We have a large CSV, containing ref data for our data warehouse export process (enrichment). When the file is updated, a Jenkins job uploads the new version to an RDS instance, which affects any new data after that; but updating any existing data is currently a manual task.
The brute force option would be to simply run a script for every line in the (new) CSV, but that would probably take about 3 days, every time it is changed. Sounds like another job for an unholy bash script!

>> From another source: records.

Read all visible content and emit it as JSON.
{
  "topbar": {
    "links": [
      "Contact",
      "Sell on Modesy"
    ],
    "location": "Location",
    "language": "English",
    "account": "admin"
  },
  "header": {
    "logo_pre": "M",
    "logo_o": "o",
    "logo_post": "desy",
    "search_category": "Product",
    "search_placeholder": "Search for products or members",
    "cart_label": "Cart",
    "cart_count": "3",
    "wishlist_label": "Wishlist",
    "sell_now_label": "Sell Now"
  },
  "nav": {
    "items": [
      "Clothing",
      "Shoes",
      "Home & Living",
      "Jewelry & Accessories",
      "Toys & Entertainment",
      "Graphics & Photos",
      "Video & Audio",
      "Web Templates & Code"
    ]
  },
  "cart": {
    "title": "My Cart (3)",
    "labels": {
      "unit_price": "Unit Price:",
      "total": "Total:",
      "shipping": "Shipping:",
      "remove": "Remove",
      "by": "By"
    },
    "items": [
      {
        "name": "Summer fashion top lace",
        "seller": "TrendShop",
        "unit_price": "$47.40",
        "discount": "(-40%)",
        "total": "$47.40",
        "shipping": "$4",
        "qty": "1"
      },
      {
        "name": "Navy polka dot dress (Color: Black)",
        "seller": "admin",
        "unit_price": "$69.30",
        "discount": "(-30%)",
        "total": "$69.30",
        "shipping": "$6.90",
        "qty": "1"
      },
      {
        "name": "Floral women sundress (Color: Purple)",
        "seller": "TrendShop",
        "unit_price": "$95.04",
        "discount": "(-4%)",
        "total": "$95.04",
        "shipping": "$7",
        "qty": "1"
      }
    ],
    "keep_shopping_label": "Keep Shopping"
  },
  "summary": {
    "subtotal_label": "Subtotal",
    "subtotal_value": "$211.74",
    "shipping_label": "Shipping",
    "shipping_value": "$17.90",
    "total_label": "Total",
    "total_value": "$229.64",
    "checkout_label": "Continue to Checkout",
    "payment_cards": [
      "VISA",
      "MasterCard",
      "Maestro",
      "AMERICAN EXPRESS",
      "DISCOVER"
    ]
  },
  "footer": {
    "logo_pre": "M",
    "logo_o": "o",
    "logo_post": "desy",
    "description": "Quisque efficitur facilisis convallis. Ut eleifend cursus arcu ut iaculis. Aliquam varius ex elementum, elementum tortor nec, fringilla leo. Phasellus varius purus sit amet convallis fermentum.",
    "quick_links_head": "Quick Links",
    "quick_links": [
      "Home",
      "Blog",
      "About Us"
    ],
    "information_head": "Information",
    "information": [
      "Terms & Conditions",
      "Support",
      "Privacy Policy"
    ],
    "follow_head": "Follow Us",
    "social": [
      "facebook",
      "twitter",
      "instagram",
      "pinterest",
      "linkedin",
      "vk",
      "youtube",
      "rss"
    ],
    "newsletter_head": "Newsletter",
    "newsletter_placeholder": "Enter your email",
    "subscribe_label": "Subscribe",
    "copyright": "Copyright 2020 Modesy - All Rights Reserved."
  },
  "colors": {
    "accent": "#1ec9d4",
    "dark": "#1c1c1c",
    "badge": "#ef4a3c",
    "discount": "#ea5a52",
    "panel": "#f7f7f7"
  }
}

I had initially assumed that I could use the output from git diff, but it didn’t seem possible to get bare output. So the next stop was comm. I could get the old version of the file pretty easily, with a sha:
git show 9f60693d4e1d1bd00025b51070efdd034b98448d:./foo.csv
so that can be used as one of the files to compare (piped to stdin):
git show ... | comm -13 --nocheck-order - foo.csv
Suppressing everything except lines unique to the new file. Parsing a CSV is always a bit hairy, but I was willing to risk just using awk on each line, with a comma separator (this won’t work if you have any columns with escaped commas):
... | awk -F, '{printf "docker run -it --rm -v $PWD:/app -w /app -e PGHOST -e PGPORT -e PGUSER -e PGPASSWORD reports-db python update.py %s %s\n", $1, $2}'
I’m using a python script to run a SQL update (because reasons), but you could probably generate a psql command instead.
And finally, you need to execute each command:
| xargs -o -I @ bash -c '@'
(the --open-tty is needed for docker)
The whole script can then be run using, e.g. the GIT_PREVIOUS_SUCCESSFUL_COMMIT var.